Merhaba saygıdeğer okurlarım;
Yozgat ilinin merkezinden yapılan bir kamuoyu röportajına herkesin şaşkınlıkla izlediği konuşmacının bilgi dağarcığı, iç ve dış siyasete hakim oluşu, herkes gibi benimde nazari dikkatimi çekti.
Memleketimizin resmini ayakta da olsa, dakikalarca nefes dahi almayı unutarak çekmesi, değme hatiplere taş çıkartır biçimdeydi.
Adı, sanı belli bile olmayan, belli ki birçok memleket dolaşmış, okumuş, araştırmacı kimliği yanında, yöresine, toprağına aşık, heyecanlı, sanki Türk milletine verdiği mesajlarla kapalı kapılar arkasında nelerin konuşulduğunu, neler tasarlandığını açık açık halkına iletmeye çalışan bir vatandaşımızdı konuşmacı.
Açıklamalarındaki en etkili başlık, bazı devletlerin istediklerini yerine getirmediğin taktirde bir arpa boyu dahi yol ilerleyemezsin oldu. Konuyu biraz daha açarak birçok devlet dahi olmayan arapların parası neden acaba İngiliz sterlininden daha kıymetli, petrolden başka pazarı olmayan buna benzer devletler İngiltere’den daha mı büyük yoksa sömürge altında oldukları için paralarının kıymetli olması onların işine mi geliyor.
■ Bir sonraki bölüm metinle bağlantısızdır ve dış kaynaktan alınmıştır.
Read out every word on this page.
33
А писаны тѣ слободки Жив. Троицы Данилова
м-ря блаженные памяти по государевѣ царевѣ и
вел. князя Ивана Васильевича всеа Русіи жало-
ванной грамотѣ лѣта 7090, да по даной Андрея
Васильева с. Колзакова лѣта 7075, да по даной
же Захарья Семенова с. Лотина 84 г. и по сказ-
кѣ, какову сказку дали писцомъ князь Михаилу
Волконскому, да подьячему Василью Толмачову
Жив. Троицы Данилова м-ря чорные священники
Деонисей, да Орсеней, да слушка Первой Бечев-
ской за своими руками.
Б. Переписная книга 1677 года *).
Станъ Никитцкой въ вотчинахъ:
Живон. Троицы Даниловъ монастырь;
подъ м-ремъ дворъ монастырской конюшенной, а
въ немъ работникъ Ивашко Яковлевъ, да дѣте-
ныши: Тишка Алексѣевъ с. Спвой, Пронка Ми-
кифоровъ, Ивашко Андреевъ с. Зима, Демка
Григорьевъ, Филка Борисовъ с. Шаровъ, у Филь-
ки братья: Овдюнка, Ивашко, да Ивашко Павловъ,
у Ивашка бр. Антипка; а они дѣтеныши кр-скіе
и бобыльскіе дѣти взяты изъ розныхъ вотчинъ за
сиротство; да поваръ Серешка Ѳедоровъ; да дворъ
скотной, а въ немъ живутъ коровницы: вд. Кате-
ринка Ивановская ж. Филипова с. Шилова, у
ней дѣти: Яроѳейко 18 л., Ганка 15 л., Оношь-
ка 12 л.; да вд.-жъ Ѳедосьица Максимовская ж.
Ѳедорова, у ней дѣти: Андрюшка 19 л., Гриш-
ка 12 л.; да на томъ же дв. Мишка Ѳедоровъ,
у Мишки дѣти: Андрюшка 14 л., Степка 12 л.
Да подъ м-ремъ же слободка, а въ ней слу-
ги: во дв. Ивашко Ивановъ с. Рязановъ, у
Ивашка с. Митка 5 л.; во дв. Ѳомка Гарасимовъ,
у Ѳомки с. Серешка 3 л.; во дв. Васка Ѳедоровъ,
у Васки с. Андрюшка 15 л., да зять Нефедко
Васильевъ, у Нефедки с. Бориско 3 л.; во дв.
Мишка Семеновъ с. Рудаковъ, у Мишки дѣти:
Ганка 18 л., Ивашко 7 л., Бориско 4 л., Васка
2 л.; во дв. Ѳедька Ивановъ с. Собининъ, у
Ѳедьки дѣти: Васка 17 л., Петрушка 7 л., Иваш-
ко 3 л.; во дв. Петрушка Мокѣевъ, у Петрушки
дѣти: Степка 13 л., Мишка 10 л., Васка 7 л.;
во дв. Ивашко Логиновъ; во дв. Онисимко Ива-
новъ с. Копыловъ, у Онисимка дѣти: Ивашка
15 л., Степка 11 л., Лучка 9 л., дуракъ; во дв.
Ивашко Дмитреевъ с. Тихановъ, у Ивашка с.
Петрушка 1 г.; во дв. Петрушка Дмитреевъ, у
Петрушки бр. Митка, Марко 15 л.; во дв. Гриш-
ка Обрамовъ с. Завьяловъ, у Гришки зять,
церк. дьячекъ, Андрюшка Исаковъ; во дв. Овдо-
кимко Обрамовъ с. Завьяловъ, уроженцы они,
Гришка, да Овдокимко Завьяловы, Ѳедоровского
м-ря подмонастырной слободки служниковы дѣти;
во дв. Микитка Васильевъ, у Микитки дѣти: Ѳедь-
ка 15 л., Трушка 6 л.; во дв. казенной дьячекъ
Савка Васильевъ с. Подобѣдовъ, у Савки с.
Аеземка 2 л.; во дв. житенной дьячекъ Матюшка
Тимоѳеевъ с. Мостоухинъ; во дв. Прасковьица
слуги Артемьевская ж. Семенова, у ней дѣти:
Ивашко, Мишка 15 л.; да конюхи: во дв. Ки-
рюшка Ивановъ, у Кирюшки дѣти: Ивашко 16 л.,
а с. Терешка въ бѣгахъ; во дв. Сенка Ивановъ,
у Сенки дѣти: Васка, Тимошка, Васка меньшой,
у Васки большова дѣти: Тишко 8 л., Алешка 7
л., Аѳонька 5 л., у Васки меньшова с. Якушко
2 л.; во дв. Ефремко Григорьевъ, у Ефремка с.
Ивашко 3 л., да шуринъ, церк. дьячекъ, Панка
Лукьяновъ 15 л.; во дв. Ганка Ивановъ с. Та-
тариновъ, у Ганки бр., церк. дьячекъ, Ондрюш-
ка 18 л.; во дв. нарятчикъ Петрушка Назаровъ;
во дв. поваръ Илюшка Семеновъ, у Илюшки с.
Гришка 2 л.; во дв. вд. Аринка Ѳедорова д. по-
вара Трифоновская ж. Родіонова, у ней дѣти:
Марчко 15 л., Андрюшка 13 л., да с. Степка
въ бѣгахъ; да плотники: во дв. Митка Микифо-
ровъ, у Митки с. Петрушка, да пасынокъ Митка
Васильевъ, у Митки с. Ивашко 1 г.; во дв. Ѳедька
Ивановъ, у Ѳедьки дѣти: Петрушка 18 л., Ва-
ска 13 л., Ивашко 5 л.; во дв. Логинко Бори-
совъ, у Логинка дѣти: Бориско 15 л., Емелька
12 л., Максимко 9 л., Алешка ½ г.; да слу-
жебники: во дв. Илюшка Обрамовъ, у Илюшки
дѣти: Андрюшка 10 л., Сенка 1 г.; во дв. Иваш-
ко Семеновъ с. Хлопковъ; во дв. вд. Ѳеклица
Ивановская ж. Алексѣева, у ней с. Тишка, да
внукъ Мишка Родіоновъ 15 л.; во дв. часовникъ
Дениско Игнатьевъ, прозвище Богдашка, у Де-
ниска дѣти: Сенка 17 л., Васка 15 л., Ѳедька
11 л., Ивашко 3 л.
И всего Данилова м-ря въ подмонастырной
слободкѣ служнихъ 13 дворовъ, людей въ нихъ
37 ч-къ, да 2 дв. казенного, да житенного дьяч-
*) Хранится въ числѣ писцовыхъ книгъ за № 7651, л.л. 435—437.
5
Koca bir imparatorluk geçmişi olan Rusya’nın parası İngilizlerden neden daha düşük, çünkü Rusya sömürülen bir devlet değil. Türkiye neden parası ve enflasyonu bir türlü düzelmeyen devletler arasından çıkamaz, çünkü çıkartmazlar.
Aslında istedikleri şartlar yerine gelmez. Türkiye hükümeti geçmişi ve mazisi olan devlet oluşumunu devletim diyen topluluklardan başka bir oluşumunda ve yapısındadır.
Onun içindir ki yüzyıllar boyu diz çöktürmeye çalışanlar bir türlü başarılı olamadılar. Savaşarak elde etmek istedikleri vatanımızı, şimdilerde kapitalizm ve alım gücü zorlukları yaratarak çökertmeye çalışıyorlar.
Dilediklerini ve istediklerini elde etmek için içeriden ve dışarıdan oluşturdukları vatan hainleri ile hummalı çalışma içindeler, hatta panikteler.
Hiç ummadıkları silah sanayimizin yeni yeni buluşlarla dünyaya mesaj niteliği vermesi, bağımsızlığın devamı görüntüsü onlar adına geç kalınmış projeler yumağı olmuş, tedirginlik içindeler.
Hala umutları devam etse de, PKK ve uzantılarına yönelik sokağa çıkma yasağı ve elektrikler kesilip karanlıkta kalmaları an meselesidir. Şahsım adına siyasete yönelik teferruatlı yazılar yazmam benim yapıma uygun ama Yozgat’tan yollanan, hislerime tercüman seslenişi bana şöyle bir çağrışım yaptı.
Birlik ve beraberliğin tam zamanı, memleketimiz için tamamıyla bir bütün olma zamanı, patatesi, soğanı, eti gündem oluşturarak kendi kendimize zarar vermeyelim.
Atatürk cumhurbaşkanı seçilince milletvekillerinden 20 istekte bulunmuş ve onay almış. Aldığı onaylardan birisi her evden askerlere çorap ve iç çamaşırı toplama emri vermiş. Halk elindeki eldivenleri, ayağındaki çorapları hatta iç giysilerini orduya vererek aslında büyük bir ihtiyaç giderilmiş.
Bu günün o günden pek farkı olmadığı, düşmanın niyetinin belirgin hale geldiği, bağımsızlığımızın güçlü ve birlik ve beraberlik içinde olması, patates, soğan, et ihtiyacından gündem yaratmak bizim ecdadımıza ve şu anki pozisyonumuza yakışmaz. Zaman birlik beraberlik zamanı diyor Yozgat’lı hemşehrim.